Recent mineralogical analysis of Grønnedal samples by SGS laboratories in Canada have also returned elevated yttrium values in the range of 39–777ppm that confirm the metal oxide is hosted within the rare earths hosting monazite–synchysite mineral assemblage.
Metallurgical test work shows that niobium and the coarse-grained rare earths minerals bastnäsite, synchysite and monazite demonstrate favourable liberation characteristics of up to 54% at 19–205 micron size (0.019 – 0.205mm), pointing to low-cost processing, similar to that at MP Materials Corporation’s revered rare earths operation at Mountain Pass in California.
Observations of the core confirm that the Ivigtût pit environment has experienced significant interaction with late‑stage carbonatitic fluids which extend the old mine’s rare earths potential beyond its historically-mined cryolite zones.

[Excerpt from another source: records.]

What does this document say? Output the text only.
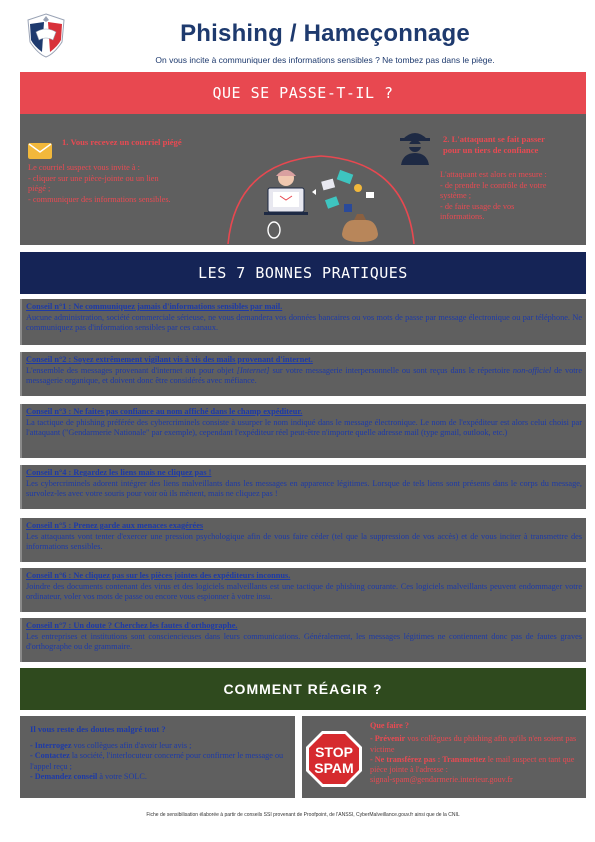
Phishing / Hameçonnage
On vous incite à communiquer des informations sensibles ? Ne tombez pas dans le piège.
QUE SE PASSE-T-IL ?
1. Vous recevez un courriel piégé
Le courriel suspect vous invite à :
- cliquer sur une pièce-jointe ou un lien
piégé ;
- communiquer des informations sensibles.
2. L'attaquant se fait passer
pour un tiers de confiance
L'attaquant est alors en mesure :
- de prendre le contrôle de votre
système ;
- de faire usage de vos
informations.
LES 7 BONNES PRATIQUES
Conseil n°1 : Ne communiquez jamais d'informations sensibles par mail.
Aucune administration, société commerciale sérieuse, ne vous demandera vos données bancaires ou vos mots de passe par message électronique ou par téléphone. Ne communiquez pas d'information sensibles par ces canaux.
Conseil n°2 : Soyez extrêmement vigilant vis à vis des mails provenant d'internet.
L'ensemble des messages provenant d'internet ont pour objet [Internet] sur votre messagerie interpersonnelle ou sont reçus dans le répertoire non-officiel de votre messagerie organique, et doivent donc être considérés avec méfiance.
Conseil n°3 : Ne faites pas confiance au nom affiché dans le champ expéditeur.
La tactique de phishing préférée des cybercriminels consiste à usurper le nom indiqué dans le message électronique. Le nom de l'expéditeur est alors celui choisi par l'attaquant ("Gendarmerie Nationale" par exemple), cependant l'expéditeur réel peut-être n'importe quelle adresse mail (type gmail, outlook, etc.)
Conseil n°4 : Regardez les liens mais ne cliquez pas !
Les cybercriminels adorent intégrer des liens malveillants dans les messages en apparence légitimes. Lorsque de tels liens sont présents dans le corps du message, survolez-les avec votre souris pour voir où ils mènent, mais ne cliquez pas !
Conseil n°5 : Prenez garde aux menaces exagérées
Les attaquants vont tenter d'exercer une pression psychologique afin de vous faire céder (tel que la suppression de vos accès) et de vous inciter à transmettre des informations sensibles.
Conseil n°6 : Ne cliquez pas sur les pièces jointes des expéditeurs inconnus.
Joindre des documents contenant des virus et des logiciels malveillants est une tactique de phishing courante. Ces logiciels malveillants peuvent endommager votre ordinateur, voler vos mots de passe ou encore vous espionner à votre insu.
Conseil n°7 : Un doute ? Cherchez les fautes d'orthographe.
Les entreprises et institutions sont consciencieuses dans leurs communications. Généralement, les messages légitimes ne contiennent donc pas de fautes graves d'orthographe ou de grammaire.
COMMENT RÉAGIR ?
Il vous reste des doutes malgré tout ?
- Interrogez vos collègues afin d'avoir leur avis ;
- Contactez la société, l'interlocuteur concerné pour confirmer le message ou l'appel reçu ;
- Demandez conseil à votre SOLC.
STOP
SPAM
Que faire ?
- Prévenir vos collègues du phishing afin qu'ils n'en soient pas victime
- Ne transférez pas : Transmettez le mail suspect en tant que pièce jointe à l'adresse :
signal-spam@gendarmerie.interieur.gouv.fr
Fiche de sensibilisation élaborée à partir de conseils SSI provenant de Proofpoint, de l'ANSSI, CyberMalveillance.gouv.fr ainsi que de la CNIL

The unique marriage of the two different but highly complementary systems under one licence area is rare geographic and geological serendipity.
Grønnedal offers bulk-scale magnet rare earths, while Ivigtût overlays polymetallic copper, lead, zinc, silver, gallium rubidium and lithium into the grab bag of critical elements and industrial-minerals potential, all tied into what appears to be a common carbonatite plumbing system.
Waste dumps from 130 years of mining remain untested for modern critical metals credits too, suggesting an immediate surface resource and a potential early-cashflow kicker while the bigger Grønnedal resource is further evaluated.
The presence of fluorite-topaz mineralisation indicates that the Ivigtût deposit is a highly evolved, magmatic–hydrothermal system in which fluorine-rich fluids are extremely effective at mobilising rare earth elements and other minerals, while the polymetallic character of the mineral suite is reinforced by the suite of base metal sulphides.
The new observations will feed directly into refined geological models for both prospects, prioritising drill targets for rare earths, sulphides and industrial minerals ahead of the 2026 field season.
The broader canvas couldn’t be clearer. Greenland wants critical minerals developed sustainably, Europe and North America need non-Chinese supply and Eclipse holds two complementary systems beside existing infrastructure and hydropower.
Throw in proven deep-water port access and a government actively courting Western capital and it becomes plain that Ivigtût is rapidly morphing from an interesting historical footnote to a strategic hub.
When the laboratory hands down its analytics early next year, the ASX’s next critical minerals chapter could be written in southwest Greenland’s granite, siderite and rare earths fluorescence.